There have been attacks against many on the basis of who they are and what they stand for. Women, the transgender community, religious minorities, ethnic groups and certain sects have all faced the brunt. We have lost more than 50,000 people to incidents of terror. Our mosques, mausoleums, schools, colleges, shopping malls and bazaars have been attacked. The cost of ‘outrage’ has been monumental.
Why does it matter if one person or even if many people feel outraged at what another has said or done? Unless there is an imminent physical threat, incitement to hatred/violence, why should a person’s or even a nation’s outrage matter? And if it does, there are laws and legal institutions for prosecution. How did we come to the point where people feel they can take the law into their own hands?
This is where I believe the rot has happened over a long time and where all of us are guilty: we have led and followed each other down this path. When people raised issues about not having Urdu as the only national language, we responded by calling them unpatriotic and resorted to violence. When people asked for provincial autonomy, we did the same. We decimated the left after calling them anti-Islamic. We did and do the same to secularists. When the state responded to a situation through violence, whether through illegal detentions, disappearances, custodial deaths or pre-emptive strikes, we stood by quietly.
We have used religious sects, political parties, and different ideologies against each other to further the aims of the state (national unity/ strategic depth). How can we today expect that all of this will not lead to a narrowing of the mainstream, rise in intolerance and a resort to violence when an ‘outrage’ is perpetrated?

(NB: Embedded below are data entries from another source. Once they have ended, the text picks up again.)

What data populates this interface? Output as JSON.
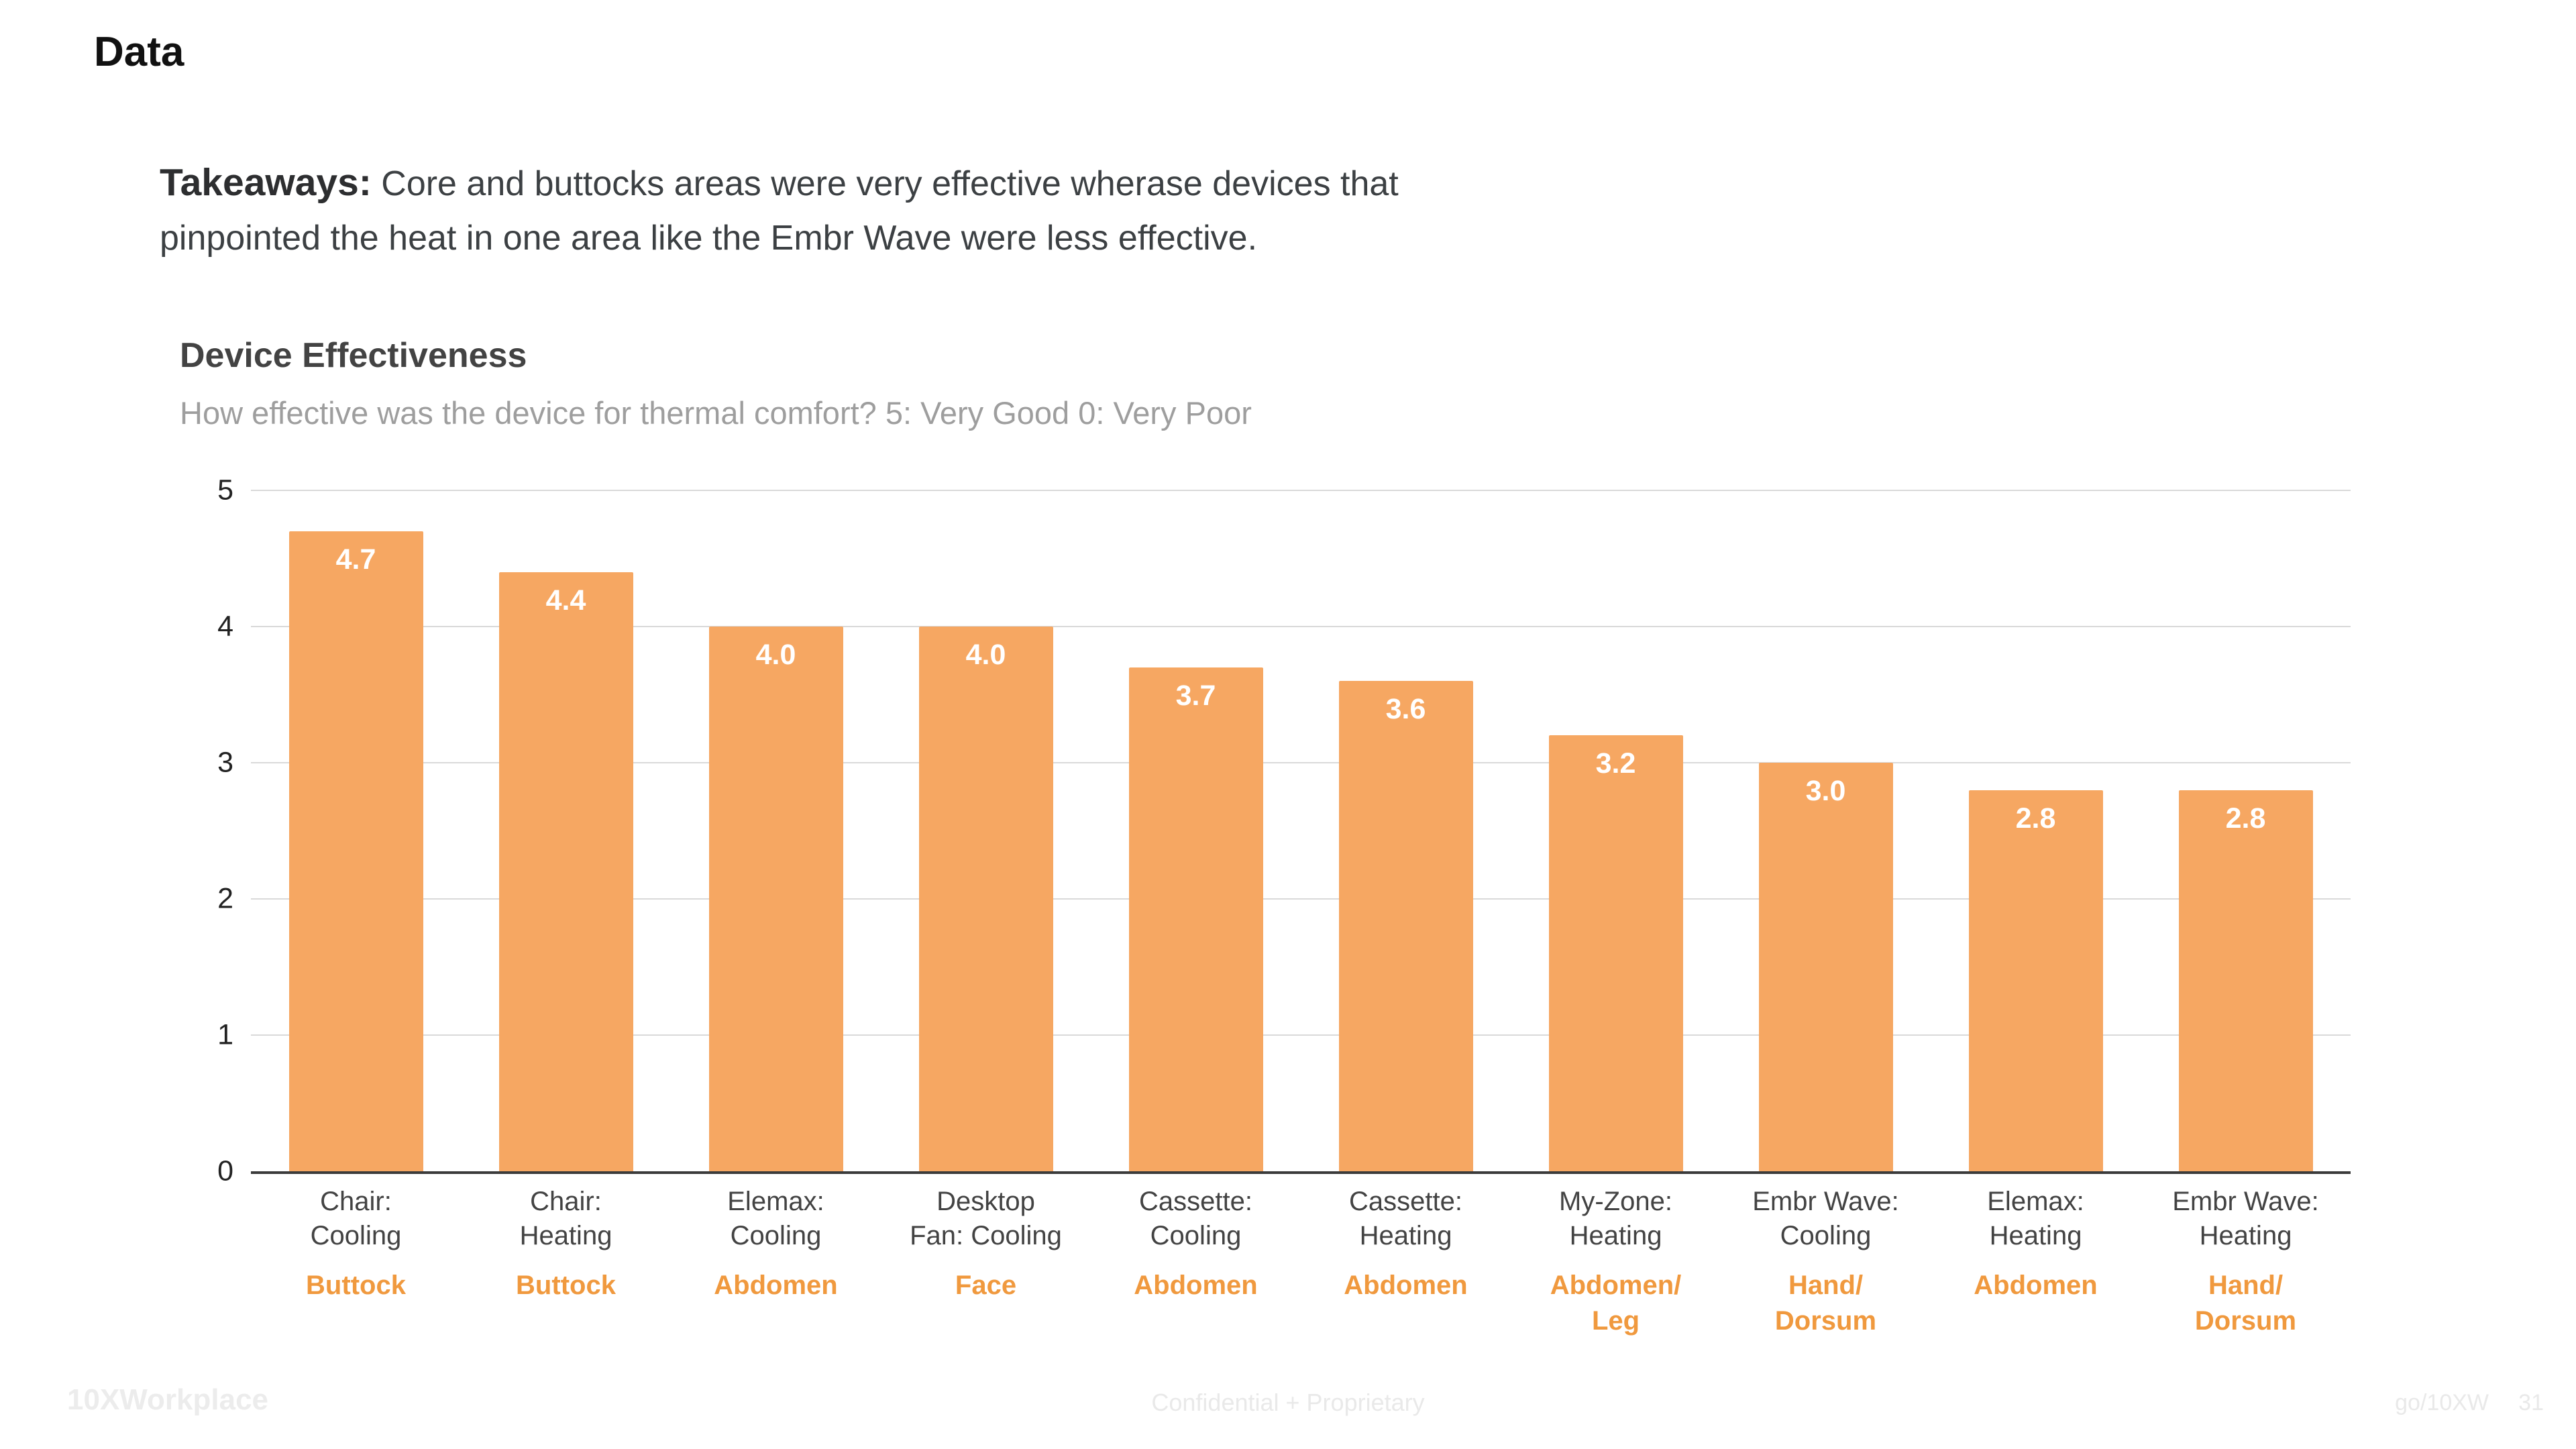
{
  "slide": {
    "title": "Data"
  },
  "takeaways": {
    "label": "Takeaways:",
    "line1": "Core and buttocks areas were very effective wherase devices that",
    "line2": "pinpointed the heat in one area like the Embr Wave were less effective."
  },
  "chart_data": {
    "type": "bar",
    "title": "Device Effectiveness",
    "subtitle": "How effective was the device for thermal comfort? 5: Very Good 0: Very Poor",
    "xlabel": "",
    "ylabel": "",
    "ylim": [
      0,
      5
    ],
    "yticks": [
      0,
      1,
      2,
      3,
      4,
      5
    ],
    "grid": "horizontal",
    "legend": "none",
    "categories": [
      "Chair:\nCooling",
      "Chair:\nHeating",
      "Elemax:\nCooling",
      "Desktop\nFan: Cooling",
      "Cassette:\nCooling",
      "Cassette:\nHeating",
      "My-Zone:\nHeating",
      "Embr Wave:\nCooling",
      "Elemax:\nHeating",
      "Embr Wave:\nHeating"
    ],
    "locations": [
      "Buttock",
      "Buttock",
      "Abdomen",
      "Face",
      "Abdomen",
      "Abdomen",
      "Abdomen/\nLeg",
      "Hand/\nDorsum",
      "Abdomen",
      "Hand/\nDorsum"
    ],
    "values": [
      4.7,
      4.4,
      4.0,
      4.0,
      3.7,
      3.6,
      3.2,
      3.0,
      2.8,
      2.8
    ],
    "value_labels": [
      "4.7",
      "4.4",
      "4.0",
      "4.0",
      "3.7",
      "3.6",
      "3.2",
      "3.0",
      "2.8",
      "2.8"
    ]
  },
  "colors": {
    "bar": "#F6A762",
    "accent_text": "#F0993E",
    "grid": "#D9D9D9",
    "axis": "#3B3B3B",
    "subtitle": "#9E9E9E"
  },
  "footer": {
    "left": "10XWorkplace",
    "center": "Confidential + Proprietary",
    "right": "go/10XW",
    "page": "31"
  }
}
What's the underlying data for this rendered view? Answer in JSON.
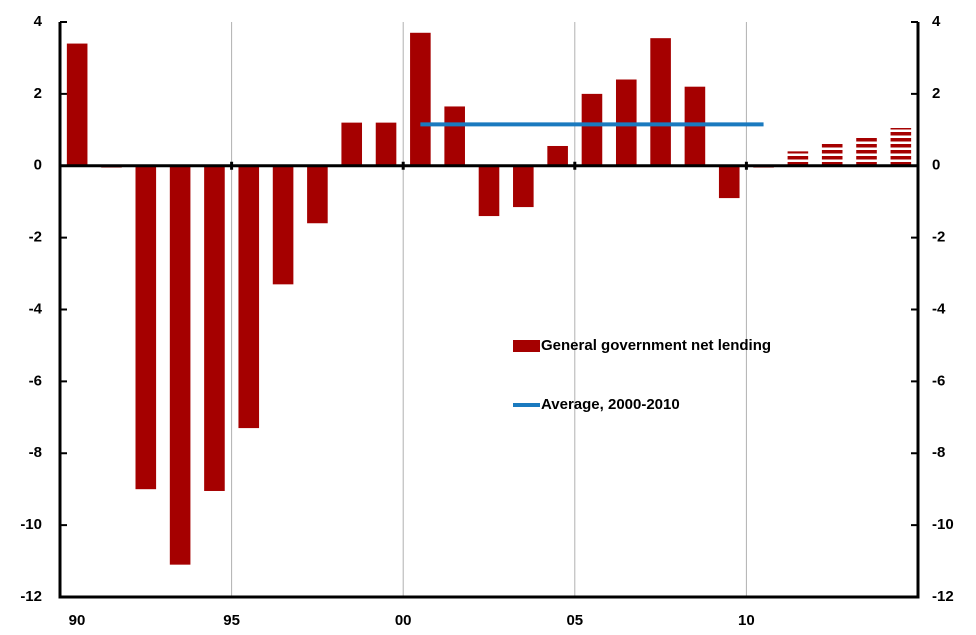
{
  "chart_data": {
    "type": "bar",
    "categories": [
      "90",
      null,
      null,
      null,
      null,
      "95",
      null,
      null,
      null,
      null,
      "00",
      null,
      null,
      null,
      null,
      "05",
      null,
      null,
      null,
      null,
      "10",
      null,
      null,
      null,
      null
    ],
    "series": [
      {
        "name": "General government net lending",
        "type": "bar",
        "color": "#a50000",
        "values": [
          3.4,
          -0.05,
          -9.0,
          -11.1,
          -9.05,
          -7.3,
          -3.3,
          -1.6,
          1.2,
          1.2,
          3.7,
          1.65,
          -1.4,
          -1.15,
          0.55,
          2.0,
          2.4,
          3.55,
          2.2,
          -0.9,
          -0.05,
          0.4,
          0.65,
          0.8,
          1.05
        ],
        "hatched": [
          false,
          false,
          false,
          false,
          false,
          false,
          false,
          false,
          false,
          false,
          false,
          false,
          false,
          false,
          false,
          false,
          false,
          false,
          false,
          false,
          false,
          true,
          true,
          true,
          true
        ]
      },
      {
        "name": "Average, 2000-2010",
        "type": "line",
        "color": "#1a7abf",
        "values": [
          null,
          null,
          null,
          null,
          null,
          null,
          null,
          null,
          null,
          null,
          1.15,
          1.15,
          1.15,
          1.15,
          1.15,
          1.15,
          1.15,
          1.15,
          1.15,
          1.15,
          1.15,
          null,
          null,
          null,
          null
        ]
      }
    ],
    "ylim": [
      -12,
      4
    ],
    "yticks": [
      -12,
      -10,
      -8,
      -6,
      -4,
      -2,
      0,
      2,
      4
    ],
    "y2lim": [
      -12,
      4
    ],
    "y2ticks": [
      -12,
      -10,
      -8,
      -6,
      -4,
      -2,
      0,
      2,
      4
    ],
    "grid": true
  }
}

Not only are legal and other institutions of the state weak, they stand compromised. We do not expect neutrality from them. If we are a ‘favoured’ sect or group, we expect active protection and support of state institutions when we commit violence in the name of any ‘larger’ objective that the state, tacitly or directly, endorses. I, as an individual, know state institutions for justice and law & order are weak and I have a good chance of getting away with murder. In any case I know my actions will not be condemned by a sufficient number. They may actually be supported by many similar-minded people. Violence and even murder become an easier option under the circumstances.
Media and educational institutions could have offered us a way out and been a paddle for us. But, at the moment, they are a part of the problem. Media, though quite free, in the race for ratings sensationalizes and adds to the frenzy. Our education system, based on poorly written textbooks, rote learning and dependent on teachers who have come through the same system, produces narrow-minded individuals. If there is going to be a change, media and educational institutions will have to be in the vanguard. But the question is: how will change come?
Lest we forget, the problems are not just the lack of deterrence effect of punishment or probability of getting away with the crime, the self-righteousness of individuals/groups, narrowing of the limits of acceptable behavior, reduced tolerance and the acceptance of outrage as a justification of violence are the culprit. The latter have happened over decades and with the connivance or acquiescence of most people in the country. We are reaping what we have, so carefully and willingly, sown.
The writer is a senior research fellow at the Institute of Development and Economic Alternatives and an associate professor of economics at Lums, Lahore.